The BBC is to screen all of its 2006 World Cup games live online, a move that will delight office workers and dismay their bosses.

All of the BBC's televised games will be available live and free online to broadband users. The decision follows a deal with Infront Sports & Media, the company responsible for the worldwide marketing and sales of the World Cup broadcast rights.

Available to UK residents only, the BBC online users will be able to stream the same coverage that will appear on terrestrial TV, including the commentary.

Internet users will be able to access additional data: BBC Radio 5 Live will have an audio stream from every game and BBC journalists will be writing live minute-by-minute reports on every match.

Roger Mosey, the BBC director of sport, said: "Our audiences now expect to get BBC Sport on television, radio and online - and the World Cup on broadband is our biggest commitment yet to bringing people major events where and when they want them.

"We know a lot of online viewing is done in the office, so we suspect this will allow people to do their job and keep up with the very latest action from Germany."

The director of sports rights, Dominic Coles, added: "The BBC has great traditions in sport but we also want to be the most modern provider of content, and our move into broadband reflects this."

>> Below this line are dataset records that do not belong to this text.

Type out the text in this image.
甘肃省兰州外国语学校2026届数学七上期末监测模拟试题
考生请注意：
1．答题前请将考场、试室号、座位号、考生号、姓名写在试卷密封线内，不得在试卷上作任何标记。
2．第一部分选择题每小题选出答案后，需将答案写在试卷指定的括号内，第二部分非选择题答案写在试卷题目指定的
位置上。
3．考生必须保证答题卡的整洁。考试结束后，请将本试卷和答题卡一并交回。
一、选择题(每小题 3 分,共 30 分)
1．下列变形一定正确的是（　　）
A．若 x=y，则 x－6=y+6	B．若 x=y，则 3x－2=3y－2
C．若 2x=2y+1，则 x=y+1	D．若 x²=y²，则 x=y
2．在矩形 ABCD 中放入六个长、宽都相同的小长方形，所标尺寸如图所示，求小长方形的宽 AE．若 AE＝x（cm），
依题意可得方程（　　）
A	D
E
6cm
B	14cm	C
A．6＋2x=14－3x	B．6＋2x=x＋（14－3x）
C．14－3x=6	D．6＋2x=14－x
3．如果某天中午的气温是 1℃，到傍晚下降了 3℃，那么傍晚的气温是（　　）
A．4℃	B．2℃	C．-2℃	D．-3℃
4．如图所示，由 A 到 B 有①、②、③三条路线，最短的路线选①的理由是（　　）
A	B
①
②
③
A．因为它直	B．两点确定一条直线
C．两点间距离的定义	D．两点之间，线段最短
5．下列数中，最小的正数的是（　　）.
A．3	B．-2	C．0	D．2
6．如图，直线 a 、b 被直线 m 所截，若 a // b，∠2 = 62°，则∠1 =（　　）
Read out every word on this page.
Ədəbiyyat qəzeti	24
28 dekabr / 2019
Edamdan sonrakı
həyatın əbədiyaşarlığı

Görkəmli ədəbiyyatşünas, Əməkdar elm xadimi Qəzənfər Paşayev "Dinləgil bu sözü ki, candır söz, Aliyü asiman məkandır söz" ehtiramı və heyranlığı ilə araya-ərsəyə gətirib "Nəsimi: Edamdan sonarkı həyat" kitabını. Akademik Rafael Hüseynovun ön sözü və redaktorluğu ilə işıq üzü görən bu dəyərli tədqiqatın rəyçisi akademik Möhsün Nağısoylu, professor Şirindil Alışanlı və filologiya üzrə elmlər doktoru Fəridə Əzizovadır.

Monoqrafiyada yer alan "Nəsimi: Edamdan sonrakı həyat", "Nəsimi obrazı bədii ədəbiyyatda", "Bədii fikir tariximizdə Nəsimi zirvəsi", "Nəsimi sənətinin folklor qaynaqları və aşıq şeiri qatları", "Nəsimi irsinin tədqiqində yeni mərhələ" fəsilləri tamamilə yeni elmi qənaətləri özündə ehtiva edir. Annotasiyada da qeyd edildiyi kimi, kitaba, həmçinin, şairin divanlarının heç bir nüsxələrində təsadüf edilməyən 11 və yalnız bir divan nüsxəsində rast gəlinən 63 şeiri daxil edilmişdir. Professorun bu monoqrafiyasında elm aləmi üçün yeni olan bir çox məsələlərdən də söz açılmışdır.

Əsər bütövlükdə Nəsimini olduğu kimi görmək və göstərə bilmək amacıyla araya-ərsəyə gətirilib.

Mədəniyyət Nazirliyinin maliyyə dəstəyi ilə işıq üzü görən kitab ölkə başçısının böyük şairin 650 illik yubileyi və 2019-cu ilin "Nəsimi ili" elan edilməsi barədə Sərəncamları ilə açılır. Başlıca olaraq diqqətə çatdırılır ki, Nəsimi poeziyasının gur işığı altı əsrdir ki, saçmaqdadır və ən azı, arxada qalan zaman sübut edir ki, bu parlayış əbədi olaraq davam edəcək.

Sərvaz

All of the group games and the subsequent games in the knockout stages to which the BBC has the rights will be available on www.bbc.co.uk/worldcup and www.bbc.co.uk/sport.

If England reach the second round and quarter-final stages, the BBC will hold the exclusive internet rights to those matches. The corporation also has the non-exclusive rights to short highlights from every game, with four-minute clips eof each of the 64 matches available on demand online.

In 2005, the BBC showed the final of the Fifa Club World Championship cup between Liverpool and Sao Paulo online. All the interactive streams from Athens 2004 Olympics were also online.

This latest deal follows the announcement that the BBC will provide UK broadband users with access to five courts of live tennis action during the 2006 Wimbledon Championships.

The service will replicate the coverage from the BBC's live terrestrial coverage and the digital interactive feeds.